The Community Schemes Ombud Service (CSOS) was established by the Community Schemes Ombud Services Act, 9 of 2011 to handle disputes between parties that approach it in respect of community living schemes.
As part of its dispute resolution procedure the CSOS attempts to resolve disputes firstly through Conciliation (formal or informal) and where the dispute remains unresolved, Adjudication follows.
However, there are instances where Management Rules (the Rules) in sectional title schemes or the Memorandum of Incorporation (MOI) in Share Block Schemes provide for arbitration as a process for dispute resolution.
It then begs a question on whether it constitutes an irregular step to bypass arbitration in favour of CSOS procedures where such a clause exists that disputes need to be arbitrated first.
The decisions in various cases have shown that each case must be determined by its own merits such that arbitration may be deemed essential in other cases whilst in another case it may be decided that the matter be adjudicated by another forum such as the CSOS.
For example, in the case of Body Corporate of Greenacres v Greenacres Unit 17 CC and Another 2008 (3) SA 167 (SCA) it was held that arbitration is compulsory since it was part of the Management Rules. It is important to note that this case was decided before the coming into operation of the CSOS and therefore the adjudication of disputes was through the Courts at the time.
In PCL Consulting (Pty) Ltd t/a Phillips Consulting SA v Tresso Trading 119 (Pty) Ltd the Court held that the fact that there is provision for arbitration does not take away the Court’s jurisdiction, but that it may be stayed until the matter is attempted to be resolved through arbitration while in Pinewood Park Scheme No. 202 v Dellis (Pty) Ltd the Court held that arbitration was not required by law and that its foundation in that instance is contractual as it was adopted into the Rules of the scheme, and therefore the Court may decide to dispense with arbitration if needs be.
From the above cases it can thus be concluded that the presence of an arbitration clause in the Rules or MOI does not automatically dispense with the jurisdiction of the CSOS or Court if the parties agree that the matter be decided by such forum and not arbitration.
In the event that a party protests to the dispute being brought to the CSOS before arbitration where there is a clause for arbitration, the CSOS will have to hear motivations and compelling reasons why the dispute must be heard by the CSOS and not by arbitration.
This must be weighed against the natural inclination to give effect to a provision of a contractual document requiring that arbitration be done first, but also not impeding on the right of parties to access of justice.

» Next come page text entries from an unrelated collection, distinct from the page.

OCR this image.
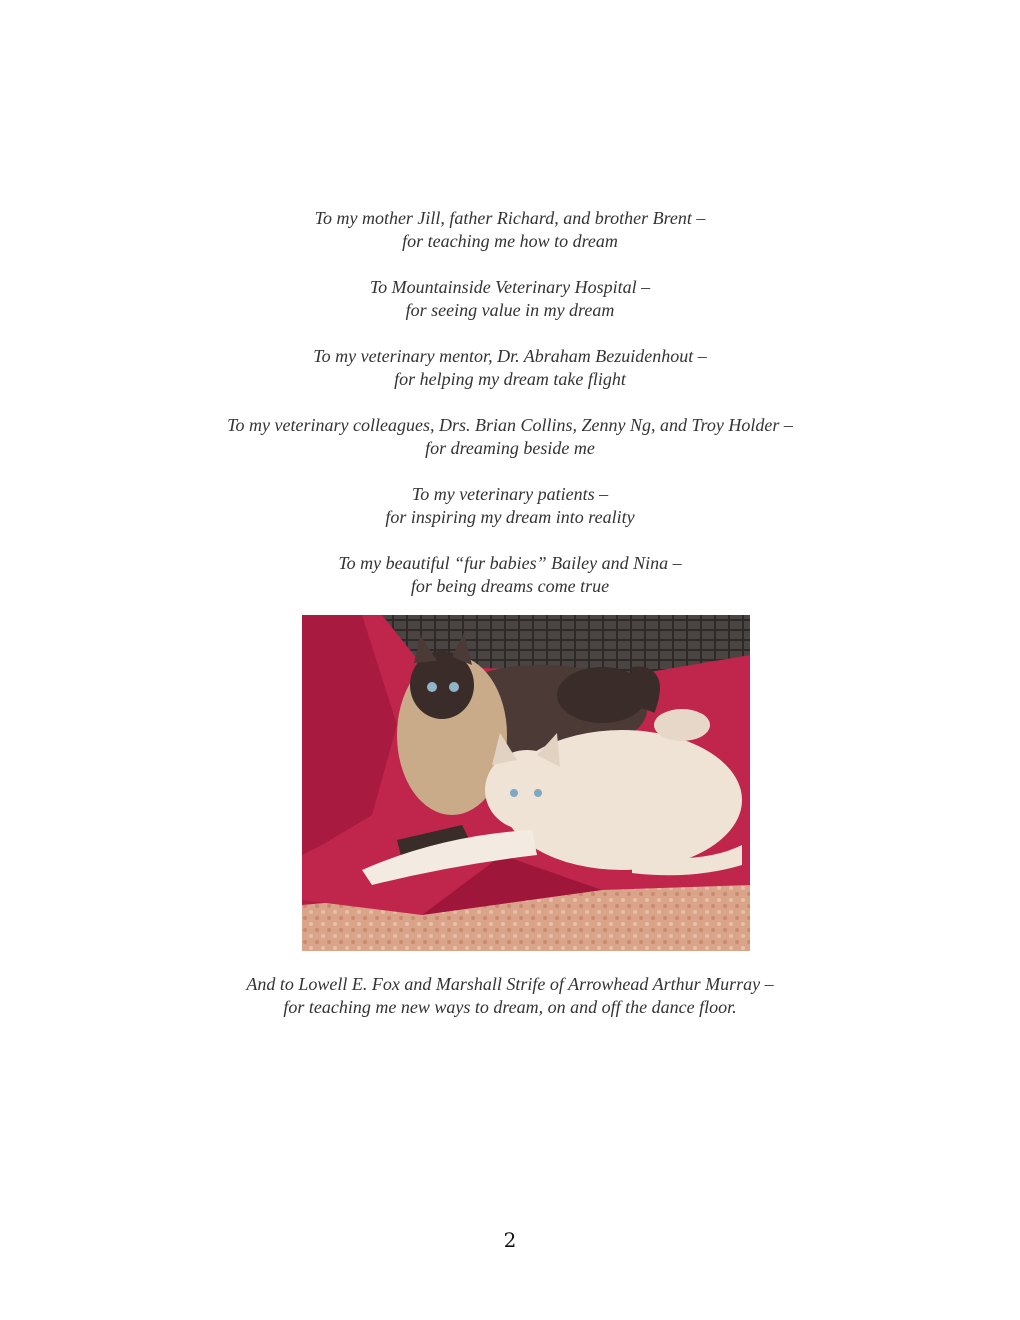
To my mother Jill, father Richard, and brother Brent –
for teaching me how to dream
To Mountainside Veterinary Hospital –
for seeing value in my dream
To my veterinary mentor, Dr. Abraham Bezuidenhout –
for helping my dream take flight
To my veterinary colleagues, Drs. Brian Collins, Zenny Ng, and Troy Holder –
for dreaming beside me
To my veterinary patients –
for inspiring my dream into reality
To my beautiful “fur babies” Bailey and Nina –
for being dreams come true
And to Lowell E. Fox and Marshall Strife of Arrowhead Arthur Murray –
for teaching me new ways to dream, on and off the dance floor.
2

The CSOS was created by statute to preside over community scheme disputes in a much faster and inexpensive way and therefore to limit one’s right to approach the CSOS in demand that the arbitration procedure be followed first, somewhat defeats the purpose especially because arbitration is quite an expensive process.
Further, section 40 of the CSOS Act provides that the CSOS may request proof that internal dispute resolution procedures have been exhausted before the CSOS is approached. Objectively speaking, hiring an external Arbitrator to preside over a dispute in a community scheme does not seem to amount as an internal procedure especially read with the above.
This is in so far as it does not follow that an expensive process (arbitration) should be regarded as an internal prerequisite to satisfy requirements before approaching a CSOS procedure that is meant to resolve disputes in a cost-effective manner.
Further, having to hire an external arbitrator obviously means the parties have failed to resolve the dispute between themselves (internally). Our view is that these two lines of reasoning cannot be harmonised with a conclusion that arbitration is an internal procedure in terms of section 40 of the Community Schemes Ombud Service Act, 9 of 2011.
Despite the above where arbitration has already commenced and the other party approaches the CSOS, a plea that the matter is already pending before another forum may successfully be raised resulting in the CSOS finding that the arbitration must be concluded first before the dispute can be taken to CSOS. Alternatively, the parties may agree to withdraw the arbitration procedure and bring the dispute before the CSOS.
Community scheme disputes are fraught with technical and legal hurdles that are not easily conquered, it is important to seek expert legal assistance.